November 29 2014 Latest news:
Thursday, December 6, 2012
I’ve hardly seen a soul on the bank in days. Years ago, anglers would happily fish through what passes for flood conditions in the Fens, moving off the main rivers and drains to one or two slacker spots, where local lore said the fish would go to escape from harsher flows.
But areas that offer both anglers and their quarry a respite, where you might be in with a chance of a few runs, seem at a premium these days.
Run-offs we’ve seen over the last week or so have been harsh and prolonged. The Ouse is now being diverted down the Relief Channel, instead of being allowed to flow out through the gates into the tidal at Denver.

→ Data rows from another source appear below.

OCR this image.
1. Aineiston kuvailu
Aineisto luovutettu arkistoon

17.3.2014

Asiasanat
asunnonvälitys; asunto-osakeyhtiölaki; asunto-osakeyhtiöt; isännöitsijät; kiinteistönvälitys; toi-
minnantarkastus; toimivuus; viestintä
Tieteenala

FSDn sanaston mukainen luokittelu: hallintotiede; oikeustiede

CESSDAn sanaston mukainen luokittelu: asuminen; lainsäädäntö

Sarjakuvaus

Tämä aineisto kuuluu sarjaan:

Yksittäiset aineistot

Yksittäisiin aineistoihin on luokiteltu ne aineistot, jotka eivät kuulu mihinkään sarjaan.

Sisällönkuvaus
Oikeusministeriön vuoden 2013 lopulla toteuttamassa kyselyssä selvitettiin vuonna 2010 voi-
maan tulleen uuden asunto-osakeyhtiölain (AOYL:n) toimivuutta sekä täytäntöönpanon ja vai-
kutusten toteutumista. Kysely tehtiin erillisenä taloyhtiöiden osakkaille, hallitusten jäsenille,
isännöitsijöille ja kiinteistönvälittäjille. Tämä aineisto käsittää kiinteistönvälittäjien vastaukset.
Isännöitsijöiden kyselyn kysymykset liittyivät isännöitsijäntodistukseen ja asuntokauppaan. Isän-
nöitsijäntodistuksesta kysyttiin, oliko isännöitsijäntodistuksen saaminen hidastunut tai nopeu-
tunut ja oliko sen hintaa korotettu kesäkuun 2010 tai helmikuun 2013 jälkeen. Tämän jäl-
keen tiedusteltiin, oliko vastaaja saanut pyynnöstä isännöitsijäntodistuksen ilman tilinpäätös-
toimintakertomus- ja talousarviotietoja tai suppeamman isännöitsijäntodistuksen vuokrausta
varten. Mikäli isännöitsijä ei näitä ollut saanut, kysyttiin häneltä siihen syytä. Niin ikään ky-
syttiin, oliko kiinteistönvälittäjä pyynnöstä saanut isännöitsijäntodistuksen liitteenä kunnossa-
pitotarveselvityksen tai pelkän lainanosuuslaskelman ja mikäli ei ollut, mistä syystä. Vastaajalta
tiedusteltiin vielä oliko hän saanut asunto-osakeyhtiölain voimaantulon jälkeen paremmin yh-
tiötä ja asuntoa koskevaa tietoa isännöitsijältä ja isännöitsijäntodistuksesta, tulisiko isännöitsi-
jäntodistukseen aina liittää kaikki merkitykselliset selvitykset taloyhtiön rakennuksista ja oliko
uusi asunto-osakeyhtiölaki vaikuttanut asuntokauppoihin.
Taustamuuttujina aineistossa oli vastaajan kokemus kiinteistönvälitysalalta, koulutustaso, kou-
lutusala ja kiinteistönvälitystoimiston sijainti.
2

The channel is up and down by a few feet between tides, with water being allowed in from the Cut-Off Channel, meaning the cut’s also up and down. Both rise over the banks as the tide comes in and the gates close at St Germans. When the tail sluice opens, the whole system goes into full flush mode, water running off at an incredible rate even miles inland.
Recent jaunts have seen conditions I’ve been unable to cope with – whether it’s the flow or the amount of floating debris that fouls your lines, making it impossible to present a bait.
The banks have been all-but deserted for the last week or so, with little apart from the odd small fish caught. Before the worst of the flows began, there were hopeful noises from part of the Ouse, which produced a few doubles and a couple of low-20s.
Few of us can compete with the guy who caught the latter when it comes to experience of the river and all its moods.
For most, it’s just been a painful learning curve.